To find data and/or insights on the costs aspiring young leaders are willing to pay to resolve their leadership development challenges and propel their careers, the research team began by first scouring through analyses, opinion pieces, research findings, and any articles that touched on this. The research team found a plethora of sources that cited leadership challenges faced by young leaders but did not come across any publicly available information on how much young leaders were willing to pay to solve them. Most sources agreed that leadership training is expensive, but do not offer any solutions, especially those particular to burgeoning leaders. The research team opted to expand the scope to determine how much leadership training courses and programs generally cost per person, which led to the findings from leadership training service providers such as A Better Leader, Rapport Leadership, People Performance Solutions, and recruitment firm RecruitGyan. Findings from The Training Magazine's annual Training Industry Report also featured in this brief, as it listed the training costs companies spent on its workforce, which we safely construed included up and coming young leaders. The most recent publicly available report was from 2019.
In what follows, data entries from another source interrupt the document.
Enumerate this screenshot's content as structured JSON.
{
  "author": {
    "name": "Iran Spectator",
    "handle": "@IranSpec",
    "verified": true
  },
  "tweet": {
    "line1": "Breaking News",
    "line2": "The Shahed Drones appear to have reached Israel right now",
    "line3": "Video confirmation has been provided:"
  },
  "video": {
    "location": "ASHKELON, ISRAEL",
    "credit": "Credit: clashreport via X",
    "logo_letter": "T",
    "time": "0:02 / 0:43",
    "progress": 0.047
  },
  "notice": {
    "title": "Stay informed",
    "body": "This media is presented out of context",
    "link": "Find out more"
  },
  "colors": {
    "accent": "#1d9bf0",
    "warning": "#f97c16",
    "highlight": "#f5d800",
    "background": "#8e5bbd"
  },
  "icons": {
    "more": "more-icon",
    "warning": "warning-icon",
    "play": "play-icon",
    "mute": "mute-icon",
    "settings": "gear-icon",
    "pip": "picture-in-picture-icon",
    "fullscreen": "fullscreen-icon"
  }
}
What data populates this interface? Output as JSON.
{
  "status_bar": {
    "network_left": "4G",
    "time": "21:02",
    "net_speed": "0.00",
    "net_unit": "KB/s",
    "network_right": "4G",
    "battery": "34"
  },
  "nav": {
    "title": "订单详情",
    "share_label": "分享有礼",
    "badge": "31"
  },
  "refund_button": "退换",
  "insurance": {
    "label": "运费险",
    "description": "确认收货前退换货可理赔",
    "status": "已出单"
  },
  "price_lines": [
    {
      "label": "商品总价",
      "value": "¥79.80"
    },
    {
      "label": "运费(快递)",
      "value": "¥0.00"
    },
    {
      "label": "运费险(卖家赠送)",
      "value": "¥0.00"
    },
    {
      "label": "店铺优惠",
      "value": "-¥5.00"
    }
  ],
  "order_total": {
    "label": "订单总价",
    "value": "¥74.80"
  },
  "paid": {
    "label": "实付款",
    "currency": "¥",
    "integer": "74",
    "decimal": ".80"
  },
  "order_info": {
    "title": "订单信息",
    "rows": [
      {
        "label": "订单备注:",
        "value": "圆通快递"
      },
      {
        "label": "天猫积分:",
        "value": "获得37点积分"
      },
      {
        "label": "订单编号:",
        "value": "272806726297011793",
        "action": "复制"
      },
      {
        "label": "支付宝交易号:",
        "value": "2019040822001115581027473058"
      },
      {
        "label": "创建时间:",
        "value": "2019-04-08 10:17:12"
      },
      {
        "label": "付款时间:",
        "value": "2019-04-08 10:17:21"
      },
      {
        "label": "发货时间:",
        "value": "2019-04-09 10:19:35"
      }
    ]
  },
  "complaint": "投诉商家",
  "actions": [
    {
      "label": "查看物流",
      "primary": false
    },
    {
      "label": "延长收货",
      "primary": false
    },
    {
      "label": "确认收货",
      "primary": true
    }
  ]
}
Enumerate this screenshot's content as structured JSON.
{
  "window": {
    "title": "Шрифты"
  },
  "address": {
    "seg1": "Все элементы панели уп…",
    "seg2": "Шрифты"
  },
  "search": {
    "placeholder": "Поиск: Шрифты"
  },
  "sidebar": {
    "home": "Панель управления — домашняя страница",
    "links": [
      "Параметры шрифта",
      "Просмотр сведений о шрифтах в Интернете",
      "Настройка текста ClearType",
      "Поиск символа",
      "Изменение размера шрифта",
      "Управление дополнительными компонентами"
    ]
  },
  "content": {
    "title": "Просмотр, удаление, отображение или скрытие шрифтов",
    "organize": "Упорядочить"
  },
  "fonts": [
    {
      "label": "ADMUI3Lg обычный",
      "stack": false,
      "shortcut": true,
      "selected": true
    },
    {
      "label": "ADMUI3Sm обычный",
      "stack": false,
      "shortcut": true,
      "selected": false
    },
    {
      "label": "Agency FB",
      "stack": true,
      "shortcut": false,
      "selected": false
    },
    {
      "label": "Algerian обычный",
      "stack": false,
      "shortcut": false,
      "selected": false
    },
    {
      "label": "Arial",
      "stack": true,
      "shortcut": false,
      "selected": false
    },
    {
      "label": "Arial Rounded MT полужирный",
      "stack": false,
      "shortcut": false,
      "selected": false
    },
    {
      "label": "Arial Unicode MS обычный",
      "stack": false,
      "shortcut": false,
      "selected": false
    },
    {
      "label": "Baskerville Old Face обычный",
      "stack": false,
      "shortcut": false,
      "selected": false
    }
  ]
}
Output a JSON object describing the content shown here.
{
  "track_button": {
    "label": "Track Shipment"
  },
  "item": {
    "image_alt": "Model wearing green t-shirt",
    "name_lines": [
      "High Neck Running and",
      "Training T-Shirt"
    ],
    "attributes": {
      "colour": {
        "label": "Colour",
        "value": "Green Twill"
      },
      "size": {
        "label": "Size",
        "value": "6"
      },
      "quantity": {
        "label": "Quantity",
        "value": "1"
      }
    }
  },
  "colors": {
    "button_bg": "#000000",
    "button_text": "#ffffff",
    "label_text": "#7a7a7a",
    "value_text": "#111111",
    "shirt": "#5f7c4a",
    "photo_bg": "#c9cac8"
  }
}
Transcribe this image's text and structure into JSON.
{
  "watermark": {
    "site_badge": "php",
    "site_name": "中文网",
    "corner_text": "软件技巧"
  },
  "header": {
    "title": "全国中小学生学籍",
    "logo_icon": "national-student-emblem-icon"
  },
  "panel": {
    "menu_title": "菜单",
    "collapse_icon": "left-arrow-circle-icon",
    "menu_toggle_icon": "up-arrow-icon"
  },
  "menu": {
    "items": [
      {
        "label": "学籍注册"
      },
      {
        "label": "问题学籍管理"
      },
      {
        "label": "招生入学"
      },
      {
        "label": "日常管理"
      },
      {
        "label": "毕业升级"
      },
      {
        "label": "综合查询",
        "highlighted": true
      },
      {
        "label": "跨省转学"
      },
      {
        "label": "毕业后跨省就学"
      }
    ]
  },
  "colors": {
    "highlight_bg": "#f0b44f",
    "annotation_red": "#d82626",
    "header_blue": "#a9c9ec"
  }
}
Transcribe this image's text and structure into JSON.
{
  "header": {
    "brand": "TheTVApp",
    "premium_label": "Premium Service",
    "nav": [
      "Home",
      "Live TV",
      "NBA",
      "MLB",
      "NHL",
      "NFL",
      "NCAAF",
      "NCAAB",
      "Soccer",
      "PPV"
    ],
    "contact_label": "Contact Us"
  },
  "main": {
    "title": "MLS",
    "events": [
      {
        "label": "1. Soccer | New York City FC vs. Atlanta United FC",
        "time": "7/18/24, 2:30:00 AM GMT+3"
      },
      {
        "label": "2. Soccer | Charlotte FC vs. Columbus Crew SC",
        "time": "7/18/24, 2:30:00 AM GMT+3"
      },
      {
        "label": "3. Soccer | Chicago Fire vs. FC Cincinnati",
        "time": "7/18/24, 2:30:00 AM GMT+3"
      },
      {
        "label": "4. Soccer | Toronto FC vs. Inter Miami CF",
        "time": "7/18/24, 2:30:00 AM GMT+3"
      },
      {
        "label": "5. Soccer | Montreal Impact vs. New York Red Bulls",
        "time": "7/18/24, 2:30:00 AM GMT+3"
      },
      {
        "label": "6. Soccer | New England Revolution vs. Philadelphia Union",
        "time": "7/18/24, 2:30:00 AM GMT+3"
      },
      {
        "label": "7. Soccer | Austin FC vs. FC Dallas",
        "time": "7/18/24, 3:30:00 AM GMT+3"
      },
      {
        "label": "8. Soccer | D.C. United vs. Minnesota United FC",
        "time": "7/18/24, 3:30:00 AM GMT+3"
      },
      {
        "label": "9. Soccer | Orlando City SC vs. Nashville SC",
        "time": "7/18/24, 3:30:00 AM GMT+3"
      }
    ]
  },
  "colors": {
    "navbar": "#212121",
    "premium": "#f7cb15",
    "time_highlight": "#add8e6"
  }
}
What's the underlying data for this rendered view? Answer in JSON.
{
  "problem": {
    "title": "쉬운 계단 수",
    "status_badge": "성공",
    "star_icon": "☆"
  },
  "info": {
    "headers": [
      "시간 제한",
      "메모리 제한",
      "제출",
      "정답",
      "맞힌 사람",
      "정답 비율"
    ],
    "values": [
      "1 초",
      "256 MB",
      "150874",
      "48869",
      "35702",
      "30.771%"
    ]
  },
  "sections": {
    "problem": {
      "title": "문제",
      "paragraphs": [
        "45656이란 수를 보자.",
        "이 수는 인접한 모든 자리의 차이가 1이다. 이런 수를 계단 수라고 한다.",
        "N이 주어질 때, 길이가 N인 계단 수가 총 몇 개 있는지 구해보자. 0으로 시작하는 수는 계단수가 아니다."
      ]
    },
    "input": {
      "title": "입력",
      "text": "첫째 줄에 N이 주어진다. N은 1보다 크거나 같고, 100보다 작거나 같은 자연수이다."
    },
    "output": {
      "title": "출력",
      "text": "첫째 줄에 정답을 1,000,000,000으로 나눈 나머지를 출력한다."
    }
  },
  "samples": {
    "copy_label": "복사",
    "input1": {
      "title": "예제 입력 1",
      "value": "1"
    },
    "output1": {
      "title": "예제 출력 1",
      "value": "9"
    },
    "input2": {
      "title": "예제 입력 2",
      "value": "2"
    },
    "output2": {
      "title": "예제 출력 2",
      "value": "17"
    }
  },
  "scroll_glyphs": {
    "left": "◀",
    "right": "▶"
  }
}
We encountered the same challenge addressing the second part of this brief. Details about the channels most preferred by aspiring young leaders proved hard to come by. While Harvard Business Review did point to millennial leaders being "already comfortable" with social media-based interactions, most sources uncovered by the research team referred to channels preferred by the general leadership pool. An exhaustive search through research papers, analyses, opinion pieces by industry authorities, industry reviews, and articles did not yield any relevant data or information pertinent to the brief. The findings listed above were gleaned from leadership training practitioners and were deemed quasi-relevant as they lent insight on the range of leadership training costs across the various types of training that leaders, including the young aspiring ones, may consider.